AIsa Scholar: For academic, peer-reviewed claims.
AIsa Web & Smart Search: For high-quality verified web data.
AIsa Explain: For meta-reasoning and context.
Tavily: For additional external grounding.
LangChain: For orchestration.

Key Implementation Details

1. Multi-Phase Orchestration with AIsa

One of AIsa's unique features is the ability to generate "Explanations" derived from a specific search session. We built a Two-Phase retrieval system:

Phase 1: Wide Discovery
First step is, I fire parallel queries to Scholar, Web, and Smart endpoints to gather raw data.

Phase 2: Deep Reasoning
I automatically capture the search_id from the AIsa response and pipe it into the specialized Explain Endpoint. This gives me a native, grounded explanation from the model itself, which I treat as a high-authority "Reviewer" in our trust calculations.

# excerpt from agent.py
# Phase 1: Parallel Search
futures = {
    executor.submit(self.scholar.search, query): "AIsa Scholar",
    executor.submit(self.web.search, query): "AIsa Web",
    # ...
}

# Phase 2: Chained Explanation
if ais_search_id:
    explanation = self.explain.search(search_id=ais_search_id)

2. Determining Truth via "Agreement Scoring"

Instead of letting the LLM guess a score, I implemented a deterministic rubric. We break retrieved content into Atomic Claims and check for consensus.

# excerpt from models.py
class Claim(BaseModel):
    text: str
    agreement_level: Literal["High", "Medium", "Low", "Conflict"]
    supporting_source_indices: List[int]

# excerpt from agent.py
def calculate_confidence(sources, claims):
    # 1. Source Quality Score (Academic sources weighted higher)
    score += min(academic_count * 15, 30) 

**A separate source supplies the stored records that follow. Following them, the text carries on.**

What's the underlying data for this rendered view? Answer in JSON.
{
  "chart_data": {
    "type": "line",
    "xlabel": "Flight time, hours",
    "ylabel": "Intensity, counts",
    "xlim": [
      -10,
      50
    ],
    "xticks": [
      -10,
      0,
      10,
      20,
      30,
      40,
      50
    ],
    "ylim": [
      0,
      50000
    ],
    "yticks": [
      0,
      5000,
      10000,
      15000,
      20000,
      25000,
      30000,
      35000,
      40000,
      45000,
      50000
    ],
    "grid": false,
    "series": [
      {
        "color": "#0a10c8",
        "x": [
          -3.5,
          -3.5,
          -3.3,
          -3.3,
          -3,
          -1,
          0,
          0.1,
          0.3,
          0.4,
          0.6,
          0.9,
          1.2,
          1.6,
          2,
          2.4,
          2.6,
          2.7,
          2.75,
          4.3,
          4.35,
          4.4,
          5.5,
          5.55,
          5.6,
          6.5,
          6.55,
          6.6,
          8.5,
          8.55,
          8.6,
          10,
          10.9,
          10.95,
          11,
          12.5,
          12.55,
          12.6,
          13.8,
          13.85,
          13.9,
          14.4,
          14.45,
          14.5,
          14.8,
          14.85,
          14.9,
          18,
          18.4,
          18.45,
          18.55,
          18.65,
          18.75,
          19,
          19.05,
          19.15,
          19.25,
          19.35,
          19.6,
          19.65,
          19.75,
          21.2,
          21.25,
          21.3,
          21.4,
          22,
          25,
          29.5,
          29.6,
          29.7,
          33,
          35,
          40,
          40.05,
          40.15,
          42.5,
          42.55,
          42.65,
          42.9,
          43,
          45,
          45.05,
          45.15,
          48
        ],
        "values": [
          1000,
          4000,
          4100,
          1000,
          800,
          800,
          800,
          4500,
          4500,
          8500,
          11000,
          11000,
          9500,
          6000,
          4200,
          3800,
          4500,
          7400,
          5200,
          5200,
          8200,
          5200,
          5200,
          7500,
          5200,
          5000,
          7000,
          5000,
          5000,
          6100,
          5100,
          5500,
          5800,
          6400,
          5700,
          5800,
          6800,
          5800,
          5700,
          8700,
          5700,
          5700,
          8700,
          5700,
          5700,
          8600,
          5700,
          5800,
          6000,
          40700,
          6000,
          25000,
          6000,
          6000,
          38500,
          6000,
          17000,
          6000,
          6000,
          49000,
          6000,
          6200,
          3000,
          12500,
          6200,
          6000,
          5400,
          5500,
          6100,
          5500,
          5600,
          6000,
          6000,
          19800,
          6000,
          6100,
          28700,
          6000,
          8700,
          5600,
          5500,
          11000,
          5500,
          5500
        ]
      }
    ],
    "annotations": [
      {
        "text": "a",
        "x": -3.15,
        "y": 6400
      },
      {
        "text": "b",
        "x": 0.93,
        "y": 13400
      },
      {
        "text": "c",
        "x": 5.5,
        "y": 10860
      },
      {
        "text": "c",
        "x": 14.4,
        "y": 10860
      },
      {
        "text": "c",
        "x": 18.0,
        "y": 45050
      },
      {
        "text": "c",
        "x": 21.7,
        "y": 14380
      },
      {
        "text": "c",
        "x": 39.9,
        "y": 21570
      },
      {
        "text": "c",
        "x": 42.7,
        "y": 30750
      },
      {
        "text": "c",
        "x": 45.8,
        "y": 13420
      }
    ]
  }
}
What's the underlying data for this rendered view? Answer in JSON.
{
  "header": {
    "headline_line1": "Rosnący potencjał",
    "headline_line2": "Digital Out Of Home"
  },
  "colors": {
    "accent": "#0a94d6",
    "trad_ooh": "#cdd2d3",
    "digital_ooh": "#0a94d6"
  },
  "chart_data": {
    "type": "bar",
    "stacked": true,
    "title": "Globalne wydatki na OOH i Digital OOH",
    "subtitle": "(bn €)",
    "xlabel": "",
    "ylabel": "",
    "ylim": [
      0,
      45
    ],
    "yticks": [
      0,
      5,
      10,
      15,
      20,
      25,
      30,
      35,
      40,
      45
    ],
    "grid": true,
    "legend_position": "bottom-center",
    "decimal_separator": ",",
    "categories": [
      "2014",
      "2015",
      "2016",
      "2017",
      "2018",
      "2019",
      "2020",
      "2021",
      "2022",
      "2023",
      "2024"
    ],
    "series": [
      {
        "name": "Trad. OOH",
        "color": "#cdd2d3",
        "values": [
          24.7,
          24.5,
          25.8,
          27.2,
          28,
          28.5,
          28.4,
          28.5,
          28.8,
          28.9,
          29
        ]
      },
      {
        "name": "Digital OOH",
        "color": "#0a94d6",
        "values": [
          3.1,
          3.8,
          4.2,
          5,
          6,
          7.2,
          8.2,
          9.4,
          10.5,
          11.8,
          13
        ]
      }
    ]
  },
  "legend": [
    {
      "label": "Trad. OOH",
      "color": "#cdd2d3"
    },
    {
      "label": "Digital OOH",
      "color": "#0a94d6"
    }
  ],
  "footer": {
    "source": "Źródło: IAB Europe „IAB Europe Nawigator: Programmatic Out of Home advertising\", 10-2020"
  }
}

    # 2. Agreement Score (Penalize conflicts)
    for claim in claims:
        if claim.agreement_level == "Conflict":
            score -= 20
        elif claim.agreement_level == "High":
            score += 10

    return min(max(score, 0), 100)

This ensures that if our Academic sources (AIsa Scholar) conflict with our Web sources (Tavily/AIsa Web), the score explicitly drops.

Visualizing Trust

I built a Transparency Toggle in the UI. Users don't just see the answer; they can expand a "Developer View" to see the raw JSON responses from every API call. This makes the system "glass-box" rather than black-box.

Why AIsa?

This architecture would usually require managing 4-5 different vendor subscriptions (one for Scholar, one for Web, one for LLM inference). AIsa aggregates this into a single key, drastically simplifying the env setup and billing logic for agentic workflows.